Drought Stressor Monitoring Case Study: Santa Cruz Long-toed Salamander Survival Monitoring

(Buena Vista Unit of the Santa Cruz Long-toed Salamander Ecological Reserve, Santa Cruz County)

Species / Location

The Santa Cruz Long-toed Salamander (Ambystoma macrodactylum croceum; SCLTS) is a federally and state-listed endangered species and a fully protected species. It has a very restricted range in southern Santa Cruz and northern Monterey counties and primarily occupies ephemeral wetlands and adjacent uplands. Most of their habitat has been lost to urban and agricultural development, and existing populations are highly fragmented and at risk of local extirpation.

The Buena Vista Unit of the Santa Cruz Long-toed Salamander Ecological Reserve, also part of the Ellicott Slough National Wildlife Refuge (see map), is located in the rolling hills on the coast of southern Santa Cruz County where the unique and increasingly rare interface of oak woodland, coastal chaparral, grassland, willow thickets and ephemeral, or temporary, ponds combine to create ideal habitat for the SCLTS. Due to the sensitivity of the species and its habitat, this area is closed to the public.

Need for Drought Stressor Monitoring

Monitoring of SCLTS breeding ponds has revealed that in over the past three years in most areas, ponds have dried before larvae could successfully metamorphose (Figure 1). CDFW, the U.S. Fish and Wildlife Service, and the Resource Conservation District of Santa Cruz County have been restoring habitat, including building new breeding ponds and deepening existing ones in an effort to improve reproductive success, but it may be too little, too late.

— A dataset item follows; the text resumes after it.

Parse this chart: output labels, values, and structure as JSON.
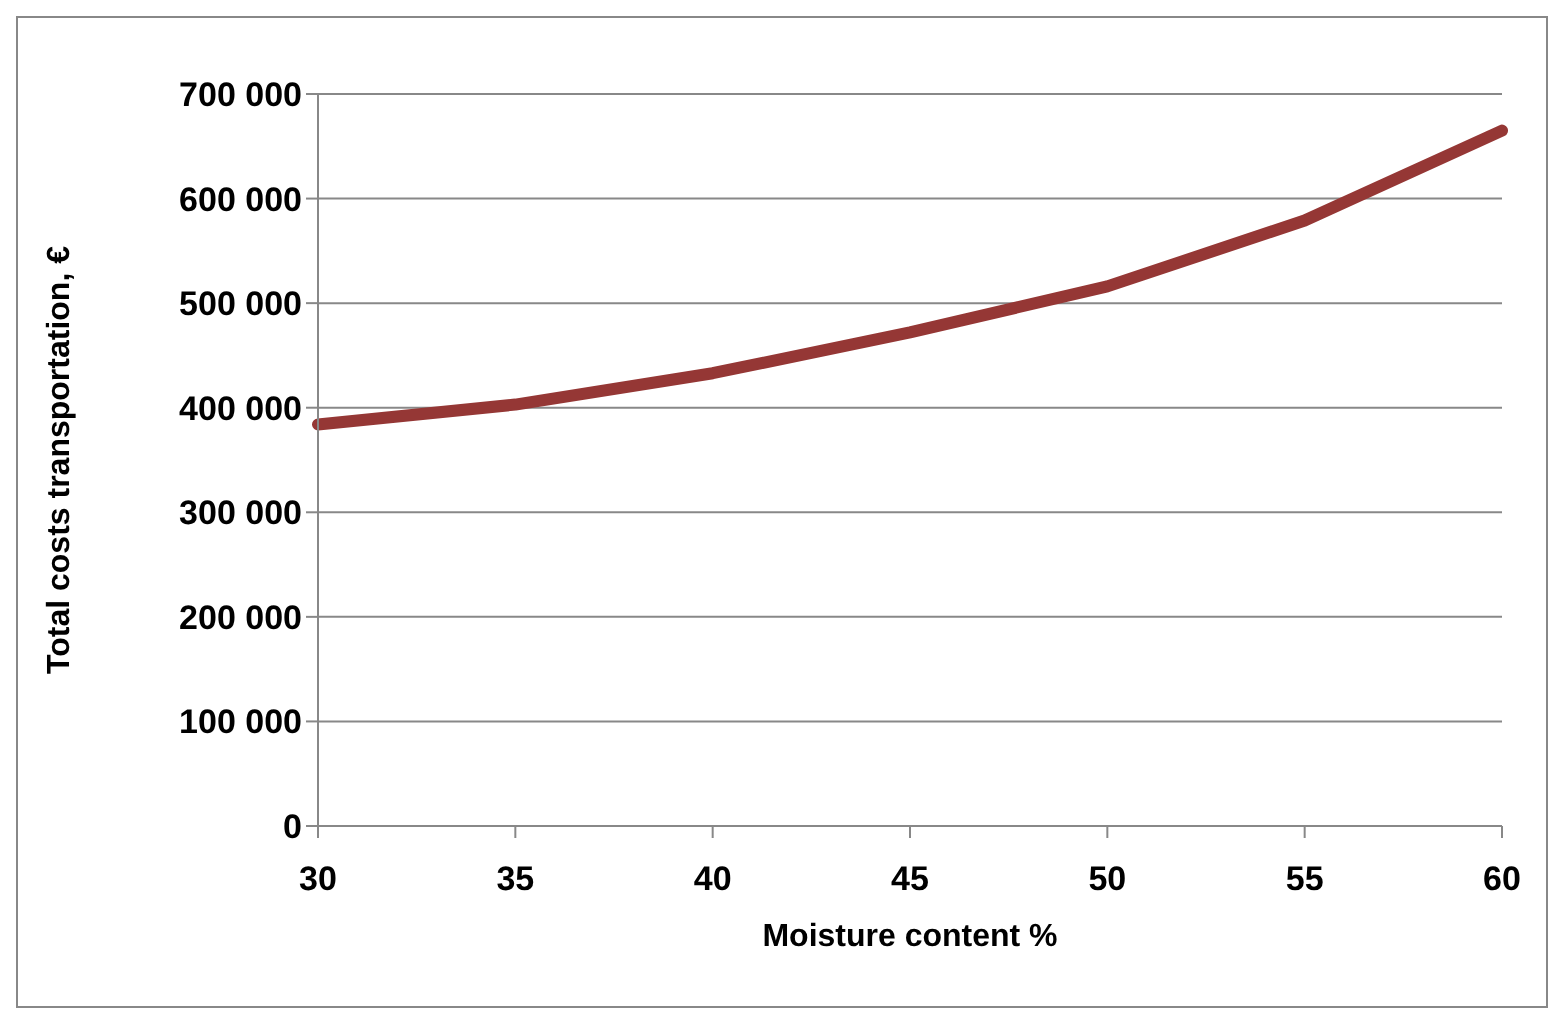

Photo: Buena Vista pond nearly dry, 2015
Figure 1. Drying conditions in Buena Vista pond, May 2015. (photo by Diane Kodama)

Photo: Emergency salvage, spring 2015
Figure 2. Emergency salvage effort, Spring 2015. (photo by Diane Kodama)

 

In 2015, the California Department of Fish and Wildlife (CDFW) and U.S. Fish and Wildlife Service (FWS) emergency salvaged 450 SCLTS larvae (Figure 2) from the Buena Vista pond on the Ellicott Unit of the SCLTS Ecological Reserve, a property jointly managed by the two agencies. These animals were going to desiccate without intervention, and there was a concern that with multiple consecutive years of no successful breeding, the population may be at risk of extirpation. With the advice of amphibian husbandry experts, SCLTS larvae (Figure 3) were reared in outdoor mesocosms (Figure 4) at CDFW and FWS facilities, and 307 metamorphs were released back to the site this summer.

photo: Captive reared emergency salvaged SCLTS larvae
Figure 3. Captive reared emergency salvaged SCLTS larvae. (photo by Diane Kodama)

Photo: SCLTS rearing tanks
Figure 4. SCLTS rearing tanks. (Photo by Diane Kodama) 

 

Because emergency salvage is expensive and time-consuming, it is a last resort, and there’s no guarantee it will increase survival. Follow-up monitoring to determine whether this kind of effort is successful is necessary to determine whether it’s a drought-strategy CDFW and USFWS should undertake again in the future. Drought funding was used to survey for juveniles this winter once the rains began and they became surface active. Because there had been no successful breeding for several years, the only juveniles on the landscape would have to have come from the emergency salvage effort, all other individuals would be adults.  

Stressor Monitoring Efforts

CDFW and partners conducted visual encounter surveys and checked pitfall trap arrays and coverboards during rainy periods in November and December.

Findings

Two juveniles were captured in the pitfall traps, and one was found under a coverboard (Figure 5). Therefore, a minimum of approximately 1% of the released animals are known to have survived their first summer.

Photo: Juvenile SCLTS observed winter, 2015
Figure 5. Juvenile SCLTS observed in winter 2015.
(photo by Robyn Boothby)

Future Efforts

No future efforts using currently available drought funding are proposed; however, recognizing that one season of surveys cannot tell us about long-term survival, genetic samples were collected from a subset of released animals. This will enable us to return to the site in 3-4 years to collect genetic samples again.